Theme: Do Not Be Alarmed 
God is in control of the world now and until the end of time
Matthew 24:4-8
And Jesus answered them, “See that no one leads you astray. For many will come in my name, saying, ‘I am the Christ,’ and they will lead many astray. And you will hear of wars and rumors of wars. See that you are not alarmed, for this must take place, but the end is not yet. For nation will rise against nation, and kingdom against kingdom, and there will be famines and earthquakes in various places. All these are but the beginning of the birth pains.”
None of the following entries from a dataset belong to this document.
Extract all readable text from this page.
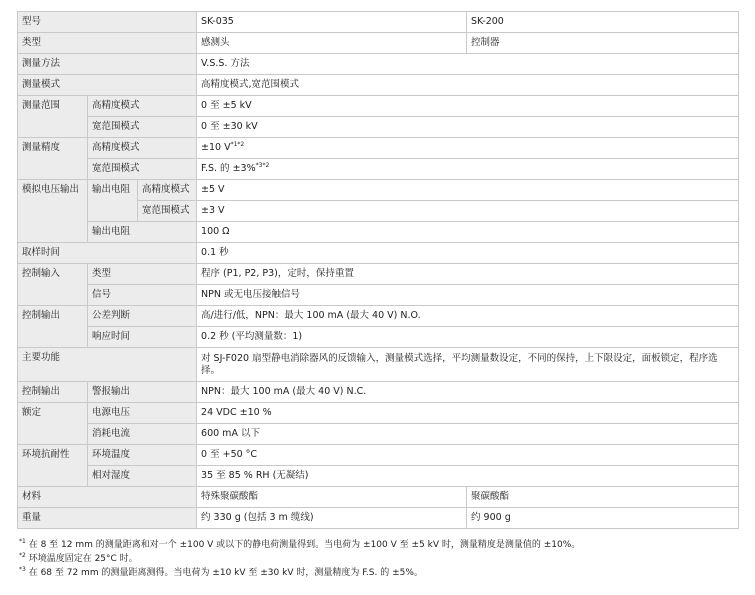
型号			SK-035	SK-200
类型			感测头	控制器
测量方法			V.S.S. 方法	
测量模式			高精度模式,宽范围模式	
测量范围	高精度模式		0 至 ±5 kV	
	宽范围模式		0 至 ±30 kV	
测量精度	高精度模式		±10 $V^{*1*2}$
	宽范围模式		F.S. 的 ±3%$^{*3*2}$
模拟电压输出	输出电阻	高精度模式	±5 V	
		宽范围模式	±3 V	
	输出电阻		100 Ω	
取样时间			0.1 秒	
控制输入	类型		程序 (P1, P2, P3)，定时，保持重置	
	信号		NPN 或无电压接触信号	
控制输出	公差判断		高/进行/低，NPN：最大 100 mA (最大 40 V) N.O.	
	响应时间		0.2 秒 (平均测量数：1)	
主要功能			对 SJ-F020 扇型静电消除器风的反馈输入，测量模式选择，平均测量数设定，不同的保持，上下限设定，面板锁定，程序选择。	
控制输出	警报输出		NPN：最大 100 mA (最大 40 V) N.C.	
额定	电源电压		24 VDC ±10 %	
	消耗电流		600 mA 以下	
环境抗耐性	环境温度		0 至 +50 °C	
	相对湿度		35 至 85 % RH (无凝结)	
材料			特殊聚碳酸酯	聚碳酸酯
重量			约 330 g (包括 3 m 缆线)	约 900 g
$^{*1}$ 在 8 至 12 mm 的测量距离和对一个 ±100 V 或以下的静电荷测量得到。当电荷为 ±100 V 至 ±5 kV 时，测量精度是测量值的 ±10%。
$^{*2}$ 环境温度固定在 25°C 时。
$^{*3}$ 在 68 至 72 mm 的测量距离测得。当电荷为 ±10 kV 至 ±30 kV 时，测量精度为 F.S. 的 ±5%。
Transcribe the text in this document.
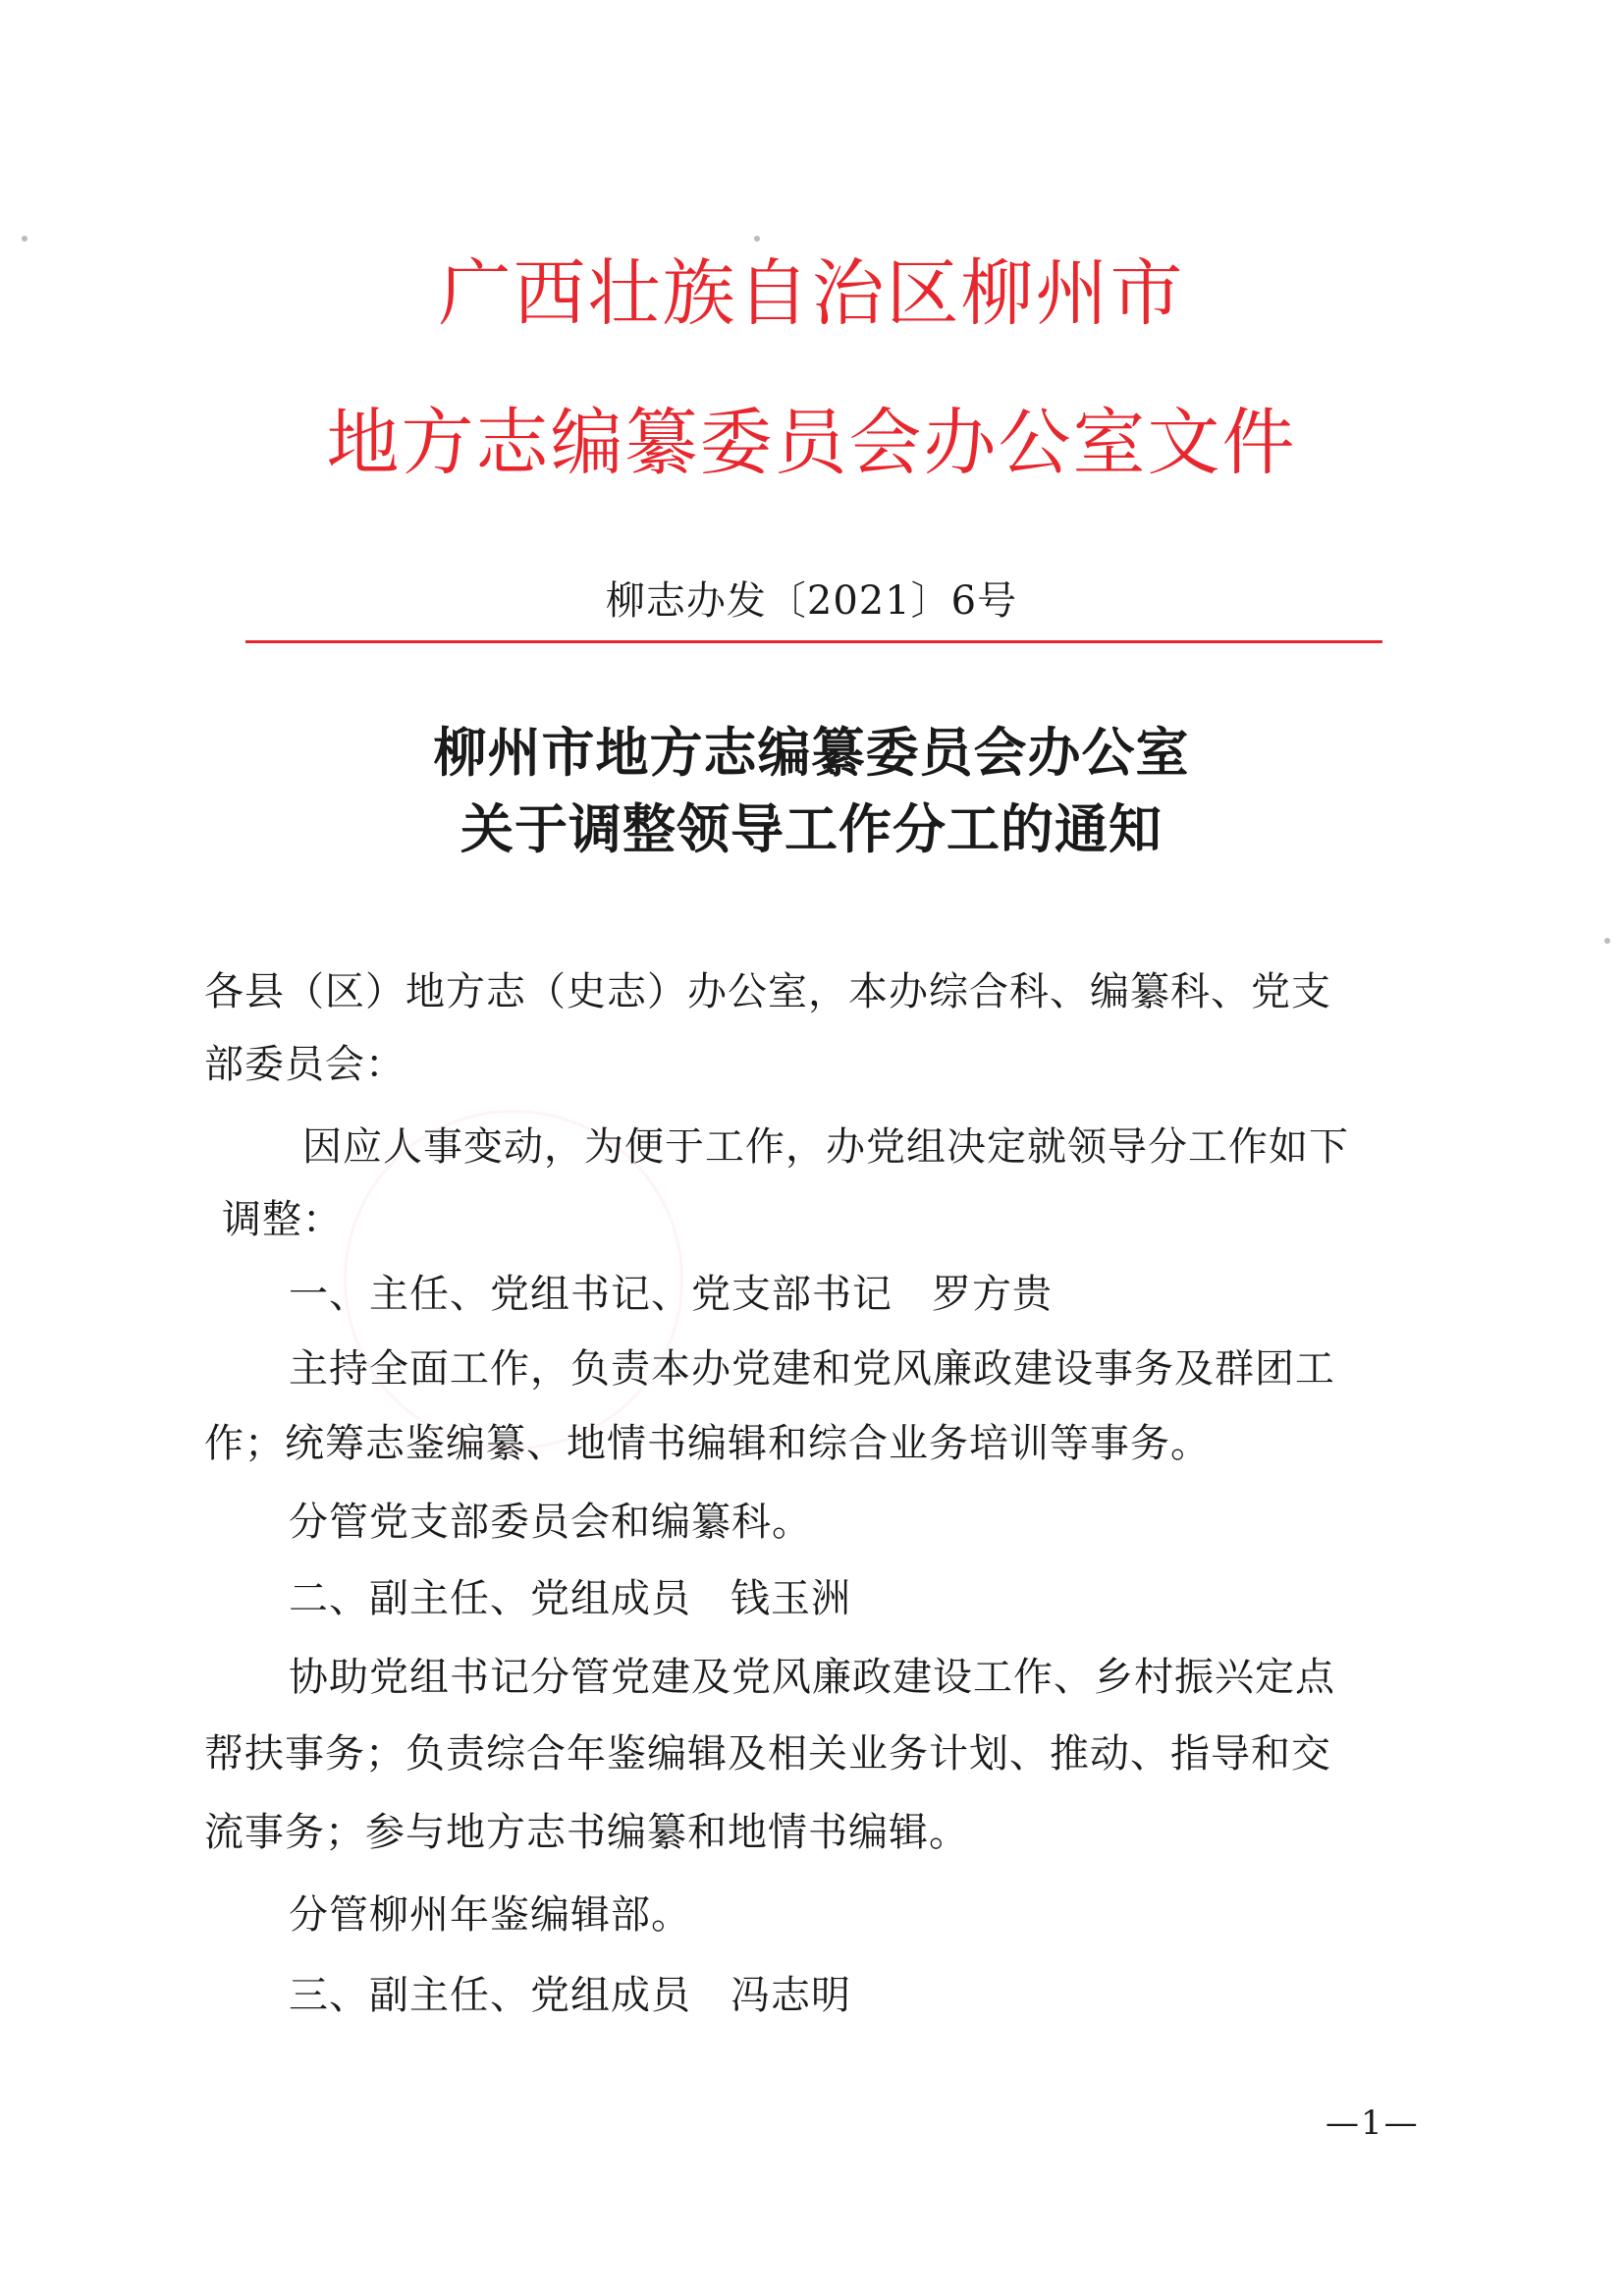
广西壮族自治区柳州市
地方志编纂委员会办公室文件
柳志办发〔2021〕6号
柳州市地方志编纂委员会办公室
关于调整领导工作分工的通知
各县（区）地方志（史志）办公室，本办综合科、编纂科、党支
部委员会：
因应人事变动，为便于工作，办党组决定就领导分工作如下
调整：
一、主任、党组书记、党支部书记 罗方贵
主持全面工作，负责本办党建和党风廉政建设事务及群团工
作；统筹志鉴编纂、地情书编辑和综合业务培训等事务。
分管党支部委员会和编纂科。
二、副主任、党组成员 钱玉洲
协助党组书记分管党建及党风廉政建设工作、乡村振兴定点
帮扶事务；负责综合年鉴编辑及相关业务计划、推动、指导和交
流事务；参与地方志书编纂和地情书编辑。
分管柳州年鉴编辑部。
三、副主任、党组成员 冯志明
—1—
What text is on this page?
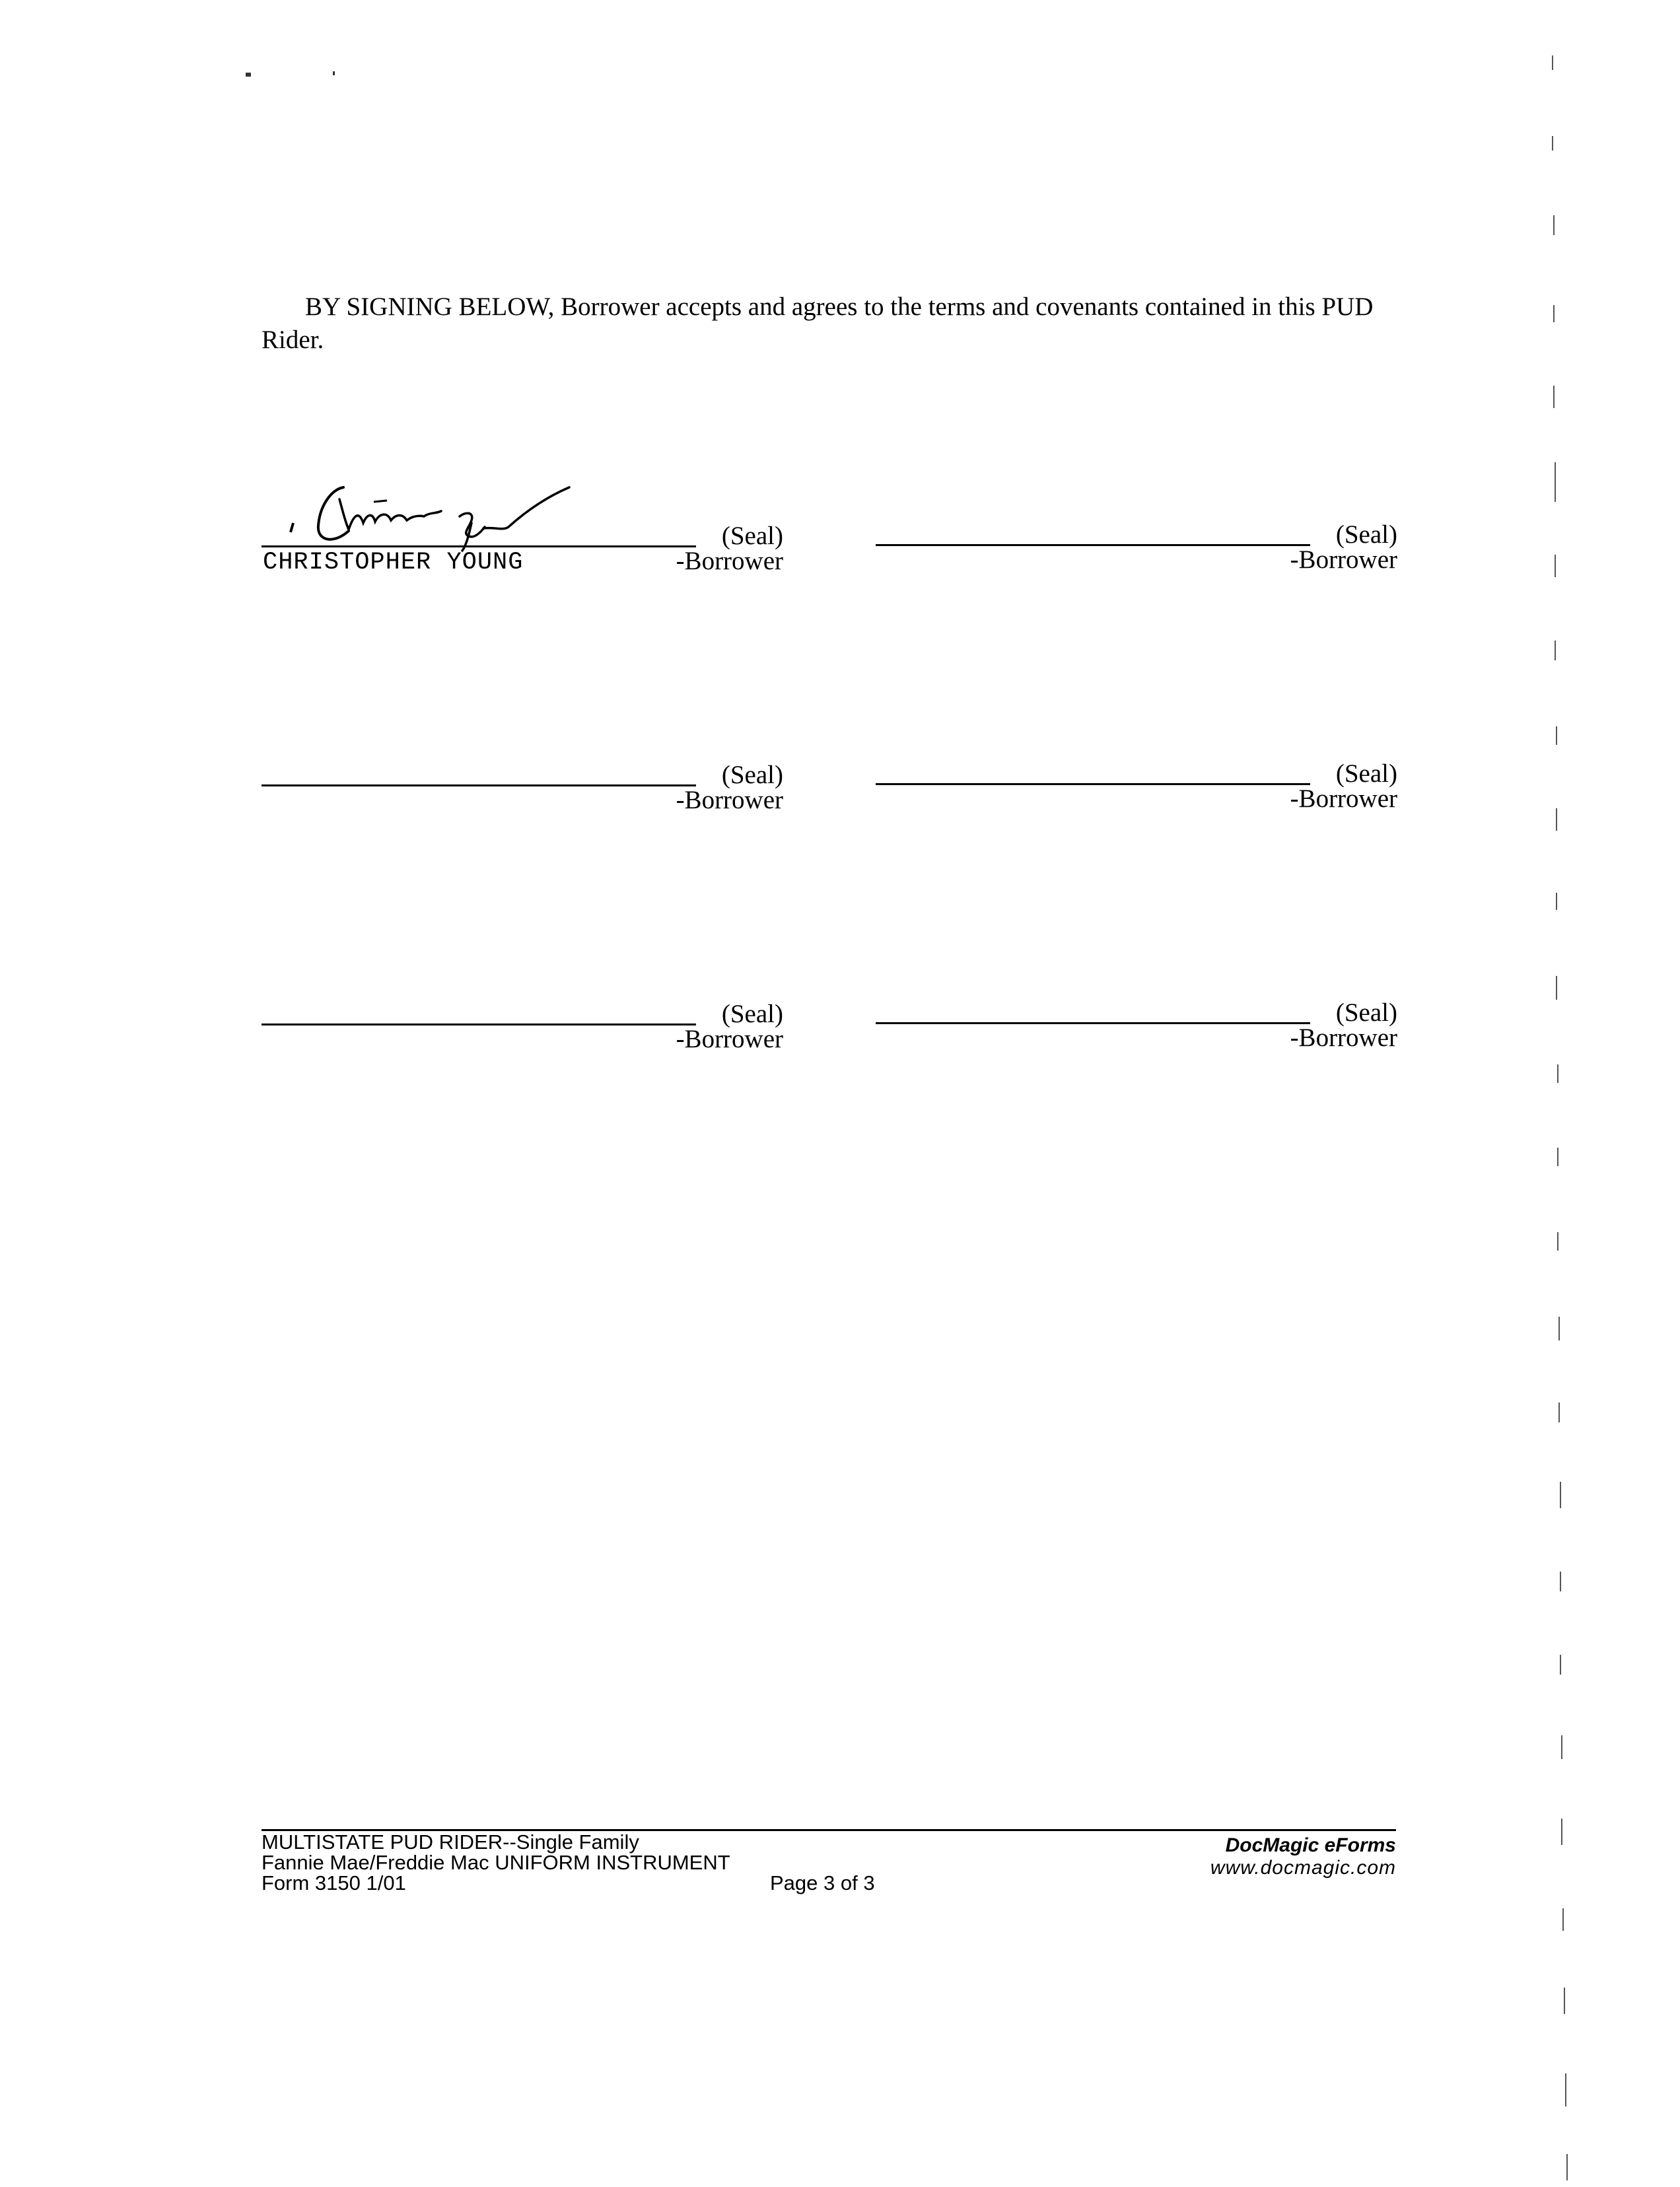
BY SIGNING BELOW, Borrower accepts and agrees to the terms and covenants contained in this PUD
Rider.
(Seal)
-Borrower
CHRISTOPHER YOUNG
(Seal)
-Borrower
(Seal)
-Borrower
(Seal)
-Borrower
(Seal)
-Borrower
(Seal)
-Borrower
MULTISTATE PUD RIDER--Single Family
Fannie Mae/Freddie Mac UNIFORM INSTRUMENT
Form 3150 1/01	Page 3 of 3
DocMagic eForms
www.docmagic.com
Today we complete the story of Dr. Barnhouse and how his story teaches Jesus’ lesson in Matthew 24. We find him in his hotel room waiting for his ride to the church.
In the morning his friends came to drive him to St. Enoch’s, perhaps the largest church in Ireland. The minister was quite beside himself, shaking the preachers hand repeatedly. It was a few minutes before eleven o’clock. Chamberlain had announced that he would speak on the radio at that hour, and everyone sensed that he would declare war on Germany. “Thank God, I do not have to preach,” he said over and over again. He went back to Barnhouse and shook his hand again, as though he had just come in. “The church will be full of lads who will never come back,” he said. “I pray God will give you something for them.” He shook hands with Barnhouse once more and thanked him once again for coming.
As the little group started into the church it occurred to Barnhouse that everyone would be home listening to the radio and that not many people would be there. But the church was full. There was not an empty seat. The service began. They sang hymns. An elder slipped a note to the pastor, who handed it to Barnhouse. It said, “No reply from Hitler. The prime minister has declared war.” A moment later Barnhouse was introduced as the speaker.
He began by telling how he had outlined his sermon in the dim light of his hotel room at four o’clock in the morning but that, in spite of the circumstances, he had a text for them that was the most wonderful text in the Bible for such a day, September 3, 1939. It was spoken by Jesus Christ, and it was a command: Matthew 24:6. “You will hear of wars and rumors of wars, but see to it that you are not alarmed.”
He then recounted the experiences he had had on his way to Belfast. He told of the horrors, but at each succeeding horror he stopped and repeated the text: “Do not be alarmed.” The tocsin will sound; mobilization will take place. “Do not be alarmed.” Millions of homes will be broken up. “Do not be alarmed.” Children will be torn from their mothers and will represent in their cries all the wails that have been going up from all the world. Jesus said, “Do not be alarmed.”
The tension was mounting in the church. But then, when monstrous grief had been piled on agonizing horror, Barnhouse stopped and said: “These words are either the words of a madman or they are the words of God.” He shook his fist toward heaven and cried, “God, unless Jesus Christ is God, these words are the most horrible that could be spoken to men who have hearts which can weep and bowels which can be gripped by human suffering. Men are dying. Do not be alarmed? Children are crying in their misery with no beloved face in sight. Do not be alarmed? How can Jesus Christ say such a thing?”
But then came the answer. Jesus Christ is God. Jesus is the Lord of history. He is the God of detailed circumstance. Nothing has ever happened which has not flowed in the channel which God has dug for it. There have never been any events which have flamed up in spite of God to leave him astonished or confused. The sin of man has reduced the world to an arena of passion and fury. Men tear at each other’s throats. Yet in the midst of the history of which Jesus Christ is Lord, each individual who has believed in him as the Savior will know the power of his resurrection and will learn that events, however terrible, cannot separate us from the love of God.1
This is our God. And this is the word of our God: “Do not be alarmed.” Instead of dismay, we are to serve Jesus faithfully even in the midst of all these many things—until he comes again.
1 The story is retold from Barnhouse’s original studies of the “Epistle to the Romans,” part 55 (Philadelphia: The Bible Study Hour, 1955), pp. 4-12. It does not appear in the later, bound edition of the Romans series. I have told it in a slightly longer version than here in James Montgomery Boice, The Last and Future World (Grand Rapids: Zondervan, 1974), pp. 132-139


What should our response be to horrific struggles and suffering?


Nothing has ever happened which has not flowed in the channel which God has dug for it.


How do you face fear and tragedy? When in those situations, challenge yourself with this message.


Pray that you will always remember God’s sovereignty and thank him for being in control.